I am dismayed by the suggestion of some educators and public officials that adding 20 days to Maryland's school year would make a significant difference in students' educations {"Maryland Proposes the Nation's Longest School Year," Metro, Sept. 26}. State Board of Education member Donald P. Huchinson says the extra days would help students compete with the students of other Western nations. But as a high school student, I know that trying to remedy inadequacies in the educational system by tacking on extra school days is a foolhardy and futile gesture.

Mr. Huchinson also has the wrong attitude concerning our education as compared with that of students in other Western nations. Education is not a competitive sport, and the purpose of education is just that, to educate, not to produce children who are taught to fear that no matter what they do, others are going to have knowledge they have yet to gain.

Mr. Huchinson also said that we need extra school days to catch up with the so-called "knowledge explosion," but it's the quality, not the quantity, of education that needs to be improved. And before we start tampering with a semi-satisfactory educational system, we need to determine how to improve the school days we already have, not to make excuses for the educational efficiency we don't have.

WILLIAM S. SMALLWOOD Wheaton

I can't understand why the Maryland State Board of Education would spend $53.3 million to extend the school year by 20 days instead of spending the money to reduce class size. Reducing class size would improve the school experience for children while also improving test scores. Smaller, more intimate classes might actually make learning enjoyable. Perhaps this proposal is part of the new Puritan mentality. You must suffer to be a good person. Students and teachers must sweat through 20 hot summer days.

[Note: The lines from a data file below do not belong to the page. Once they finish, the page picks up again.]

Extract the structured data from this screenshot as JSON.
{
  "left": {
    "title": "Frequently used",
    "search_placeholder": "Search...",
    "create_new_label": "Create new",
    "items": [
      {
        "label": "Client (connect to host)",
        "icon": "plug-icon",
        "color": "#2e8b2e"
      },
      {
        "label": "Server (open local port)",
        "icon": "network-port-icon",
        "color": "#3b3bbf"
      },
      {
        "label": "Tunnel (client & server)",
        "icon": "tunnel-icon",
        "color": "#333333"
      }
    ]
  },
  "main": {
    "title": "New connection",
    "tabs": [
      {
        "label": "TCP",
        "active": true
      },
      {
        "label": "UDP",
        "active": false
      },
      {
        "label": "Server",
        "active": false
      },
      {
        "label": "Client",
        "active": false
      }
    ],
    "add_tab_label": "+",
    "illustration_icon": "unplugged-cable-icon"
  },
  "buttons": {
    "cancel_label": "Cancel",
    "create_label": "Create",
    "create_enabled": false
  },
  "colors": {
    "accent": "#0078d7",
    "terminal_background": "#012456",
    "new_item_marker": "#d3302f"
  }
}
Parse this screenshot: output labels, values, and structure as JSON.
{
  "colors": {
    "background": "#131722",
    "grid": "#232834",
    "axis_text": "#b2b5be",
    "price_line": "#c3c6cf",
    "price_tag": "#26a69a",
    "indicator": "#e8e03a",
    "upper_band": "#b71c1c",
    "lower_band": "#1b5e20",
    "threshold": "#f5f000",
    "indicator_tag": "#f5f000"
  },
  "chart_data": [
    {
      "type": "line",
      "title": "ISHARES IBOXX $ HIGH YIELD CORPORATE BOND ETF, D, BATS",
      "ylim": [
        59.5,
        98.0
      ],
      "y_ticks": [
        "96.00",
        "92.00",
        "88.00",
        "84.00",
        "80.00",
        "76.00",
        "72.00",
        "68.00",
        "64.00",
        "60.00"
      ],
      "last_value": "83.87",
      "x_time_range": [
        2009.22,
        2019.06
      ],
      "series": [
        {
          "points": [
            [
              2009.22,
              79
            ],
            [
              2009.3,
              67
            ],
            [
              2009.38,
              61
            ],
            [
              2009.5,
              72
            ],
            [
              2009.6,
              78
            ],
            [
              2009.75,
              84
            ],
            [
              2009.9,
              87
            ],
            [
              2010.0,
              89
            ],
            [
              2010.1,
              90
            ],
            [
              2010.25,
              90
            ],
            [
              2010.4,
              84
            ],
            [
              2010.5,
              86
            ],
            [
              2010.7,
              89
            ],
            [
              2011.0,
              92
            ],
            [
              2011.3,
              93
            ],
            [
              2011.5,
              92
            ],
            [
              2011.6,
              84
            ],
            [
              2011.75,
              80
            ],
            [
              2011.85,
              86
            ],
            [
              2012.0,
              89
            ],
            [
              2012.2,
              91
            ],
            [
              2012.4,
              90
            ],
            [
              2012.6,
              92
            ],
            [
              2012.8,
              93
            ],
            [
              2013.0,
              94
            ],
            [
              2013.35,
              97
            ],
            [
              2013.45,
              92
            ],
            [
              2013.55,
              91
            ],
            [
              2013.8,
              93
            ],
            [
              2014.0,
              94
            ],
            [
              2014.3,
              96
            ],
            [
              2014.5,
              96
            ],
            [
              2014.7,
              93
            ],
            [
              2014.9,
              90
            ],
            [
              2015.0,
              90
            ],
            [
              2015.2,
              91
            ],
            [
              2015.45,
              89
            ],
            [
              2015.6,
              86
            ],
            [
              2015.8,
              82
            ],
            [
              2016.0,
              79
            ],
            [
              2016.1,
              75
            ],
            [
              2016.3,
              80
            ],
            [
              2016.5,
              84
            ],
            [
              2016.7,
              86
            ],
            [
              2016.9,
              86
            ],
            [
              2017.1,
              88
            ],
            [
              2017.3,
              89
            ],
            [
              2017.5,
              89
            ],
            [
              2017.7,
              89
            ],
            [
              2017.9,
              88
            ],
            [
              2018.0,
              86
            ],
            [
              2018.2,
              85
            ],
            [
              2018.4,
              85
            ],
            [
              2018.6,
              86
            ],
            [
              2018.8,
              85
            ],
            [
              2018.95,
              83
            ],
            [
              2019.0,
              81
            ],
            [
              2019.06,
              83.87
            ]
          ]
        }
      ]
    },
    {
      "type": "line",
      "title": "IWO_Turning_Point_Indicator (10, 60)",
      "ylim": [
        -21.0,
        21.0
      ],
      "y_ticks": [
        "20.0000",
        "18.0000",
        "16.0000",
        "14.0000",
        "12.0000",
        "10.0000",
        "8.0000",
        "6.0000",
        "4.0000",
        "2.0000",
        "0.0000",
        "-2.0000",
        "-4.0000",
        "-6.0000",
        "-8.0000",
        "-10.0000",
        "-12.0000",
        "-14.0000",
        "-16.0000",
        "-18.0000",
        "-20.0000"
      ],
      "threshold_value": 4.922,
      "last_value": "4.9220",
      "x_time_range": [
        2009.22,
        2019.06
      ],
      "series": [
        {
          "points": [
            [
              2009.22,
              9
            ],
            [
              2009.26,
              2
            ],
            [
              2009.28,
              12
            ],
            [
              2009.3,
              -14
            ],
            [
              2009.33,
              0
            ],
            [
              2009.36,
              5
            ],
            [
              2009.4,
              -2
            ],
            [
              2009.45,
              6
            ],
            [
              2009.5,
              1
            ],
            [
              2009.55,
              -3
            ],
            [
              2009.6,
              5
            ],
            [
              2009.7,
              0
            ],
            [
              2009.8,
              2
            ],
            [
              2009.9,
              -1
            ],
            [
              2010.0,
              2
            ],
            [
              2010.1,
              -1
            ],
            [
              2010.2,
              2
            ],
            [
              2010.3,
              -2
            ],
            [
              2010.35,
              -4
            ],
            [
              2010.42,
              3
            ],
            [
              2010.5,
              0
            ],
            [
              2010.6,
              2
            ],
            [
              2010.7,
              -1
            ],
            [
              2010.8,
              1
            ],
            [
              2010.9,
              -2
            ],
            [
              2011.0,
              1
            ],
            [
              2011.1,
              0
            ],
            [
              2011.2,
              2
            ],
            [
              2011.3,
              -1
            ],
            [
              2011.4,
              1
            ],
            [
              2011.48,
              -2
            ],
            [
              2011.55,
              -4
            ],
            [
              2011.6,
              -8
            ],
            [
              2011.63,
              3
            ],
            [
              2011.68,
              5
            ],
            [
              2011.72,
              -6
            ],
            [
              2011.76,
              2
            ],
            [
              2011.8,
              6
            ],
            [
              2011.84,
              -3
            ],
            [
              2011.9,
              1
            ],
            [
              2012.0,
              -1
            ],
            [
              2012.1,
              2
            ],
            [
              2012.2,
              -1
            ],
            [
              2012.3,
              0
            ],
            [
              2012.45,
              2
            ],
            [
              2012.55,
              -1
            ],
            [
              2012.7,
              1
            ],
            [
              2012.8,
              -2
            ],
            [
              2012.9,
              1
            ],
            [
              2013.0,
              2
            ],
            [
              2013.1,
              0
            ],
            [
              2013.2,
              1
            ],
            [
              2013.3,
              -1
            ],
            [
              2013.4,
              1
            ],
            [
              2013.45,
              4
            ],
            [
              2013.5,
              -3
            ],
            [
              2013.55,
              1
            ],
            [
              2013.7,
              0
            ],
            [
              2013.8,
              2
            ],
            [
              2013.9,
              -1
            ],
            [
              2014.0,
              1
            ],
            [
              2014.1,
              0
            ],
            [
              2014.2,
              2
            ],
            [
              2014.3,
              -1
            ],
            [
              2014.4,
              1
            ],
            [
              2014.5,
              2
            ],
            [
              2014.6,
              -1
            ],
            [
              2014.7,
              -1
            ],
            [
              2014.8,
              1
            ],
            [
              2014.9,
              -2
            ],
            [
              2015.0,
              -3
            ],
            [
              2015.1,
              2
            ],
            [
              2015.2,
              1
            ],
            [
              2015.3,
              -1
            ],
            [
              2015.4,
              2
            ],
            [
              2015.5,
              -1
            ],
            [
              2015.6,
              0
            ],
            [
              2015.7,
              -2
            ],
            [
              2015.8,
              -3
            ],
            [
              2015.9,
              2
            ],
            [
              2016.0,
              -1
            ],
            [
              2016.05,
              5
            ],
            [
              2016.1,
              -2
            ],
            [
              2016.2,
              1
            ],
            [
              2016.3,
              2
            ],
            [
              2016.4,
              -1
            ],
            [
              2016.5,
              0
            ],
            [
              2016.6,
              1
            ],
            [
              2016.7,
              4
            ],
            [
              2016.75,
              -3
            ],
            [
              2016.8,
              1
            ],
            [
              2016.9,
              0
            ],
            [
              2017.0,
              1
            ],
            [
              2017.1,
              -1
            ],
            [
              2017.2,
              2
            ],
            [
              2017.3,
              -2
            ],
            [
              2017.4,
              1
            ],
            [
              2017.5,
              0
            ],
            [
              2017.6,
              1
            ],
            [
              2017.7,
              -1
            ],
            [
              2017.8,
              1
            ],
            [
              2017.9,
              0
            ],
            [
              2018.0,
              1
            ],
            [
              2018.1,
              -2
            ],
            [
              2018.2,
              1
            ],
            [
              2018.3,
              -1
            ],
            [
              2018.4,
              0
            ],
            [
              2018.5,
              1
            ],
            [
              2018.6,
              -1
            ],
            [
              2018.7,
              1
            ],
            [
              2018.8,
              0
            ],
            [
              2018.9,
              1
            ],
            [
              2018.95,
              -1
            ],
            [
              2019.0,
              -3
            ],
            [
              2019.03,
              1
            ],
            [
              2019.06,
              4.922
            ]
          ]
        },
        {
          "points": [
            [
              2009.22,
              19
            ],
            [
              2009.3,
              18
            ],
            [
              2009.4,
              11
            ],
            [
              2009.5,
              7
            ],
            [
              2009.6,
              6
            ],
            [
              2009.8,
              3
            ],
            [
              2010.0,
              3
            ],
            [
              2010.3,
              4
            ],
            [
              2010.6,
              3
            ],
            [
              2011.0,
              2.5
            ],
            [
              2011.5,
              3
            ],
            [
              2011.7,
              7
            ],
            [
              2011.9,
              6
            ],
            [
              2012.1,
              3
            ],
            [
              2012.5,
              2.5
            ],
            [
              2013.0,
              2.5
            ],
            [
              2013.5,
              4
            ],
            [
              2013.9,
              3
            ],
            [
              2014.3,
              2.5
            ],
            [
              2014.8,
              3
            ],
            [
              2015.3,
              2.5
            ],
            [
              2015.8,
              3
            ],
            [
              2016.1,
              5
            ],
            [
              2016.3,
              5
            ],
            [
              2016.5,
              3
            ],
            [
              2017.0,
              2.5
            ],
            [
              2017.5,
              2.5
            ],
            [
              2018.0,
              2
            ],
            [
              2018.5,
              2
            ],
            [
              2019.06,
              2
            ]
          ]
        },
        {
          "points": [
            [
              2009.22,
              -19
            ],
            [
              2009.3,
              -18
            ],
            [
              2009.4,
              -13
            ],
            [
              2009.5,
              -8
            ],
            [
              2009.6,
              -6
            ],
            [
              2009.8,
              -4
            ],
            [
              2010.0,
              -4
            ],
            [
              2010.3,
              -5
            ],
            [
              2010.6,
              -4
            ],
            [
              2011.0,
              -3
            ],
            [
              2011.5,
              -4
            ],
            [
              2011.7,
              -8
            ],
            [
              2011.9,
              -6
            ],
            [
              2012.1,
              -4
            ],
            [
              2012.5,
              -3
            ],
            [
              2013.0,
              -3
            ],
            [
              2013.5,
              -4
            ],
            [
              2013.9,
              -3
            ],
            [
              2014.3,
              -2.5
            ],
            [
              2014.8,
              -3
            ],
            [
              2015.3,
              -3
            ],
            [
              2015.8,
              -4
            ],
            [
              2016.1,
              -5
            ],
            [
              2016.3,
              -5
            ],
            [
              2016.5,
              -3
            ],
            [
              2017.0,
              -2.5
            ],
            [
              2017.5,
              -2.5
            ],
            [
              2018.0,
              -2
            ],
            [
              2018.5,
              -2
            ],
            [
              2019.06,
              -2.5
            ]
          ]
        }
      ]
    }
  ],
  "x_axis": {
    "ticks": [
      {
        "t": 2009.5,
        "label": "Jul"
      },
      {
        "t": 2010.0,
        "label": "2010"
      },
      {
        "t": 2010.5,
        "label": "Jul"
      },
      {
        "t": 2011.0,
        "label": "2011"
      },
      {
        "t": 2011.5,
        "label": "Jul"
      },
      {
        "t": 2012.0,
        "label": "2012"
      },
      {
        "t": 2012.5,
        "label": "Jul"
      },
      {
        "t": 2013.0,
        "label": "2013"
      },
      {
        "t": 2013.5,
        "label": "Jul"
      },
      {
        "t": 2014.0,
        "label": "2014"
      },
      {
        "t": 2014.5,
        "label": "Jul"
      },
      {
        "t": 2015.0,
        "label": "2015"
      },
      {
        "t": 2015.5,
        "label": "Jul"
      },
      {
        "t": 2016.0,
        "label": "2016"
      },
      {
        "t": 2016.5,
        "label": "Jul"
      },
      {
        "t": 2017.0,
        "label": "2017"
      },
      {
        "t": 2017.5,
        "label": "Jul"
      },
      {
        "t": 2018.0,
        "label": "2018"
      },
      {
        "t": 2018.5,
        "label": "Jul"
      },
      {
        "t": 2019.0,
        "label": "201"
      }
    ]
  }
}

When I was a child in the Baltimore City Public School system, all the ills of the school system were blamed on large class size. I am part of the baby boom, and because there were so many of us, we had to go to school in shifts. Everyone dreamed of the time when class sizes would be smaller and the student/teacher ratio would improve. Imagine my surprise when I grew up and school systems began closing schools that were ''under-populated'' instead of taking advantage of the situation by providing smaller classes.

A teacher can provide much more personal attention to 15 students than to 30. It's easier to catch the daydreamer, the cheater, the underachiever, the class-cutter if a class is small. Students in small classes actually get to know their teachers and are more likely to participate.

I have always been a fierce advocate of the public school system. But if my son has to give up his summer vacation and suffer through large classes I will probably consider private schools.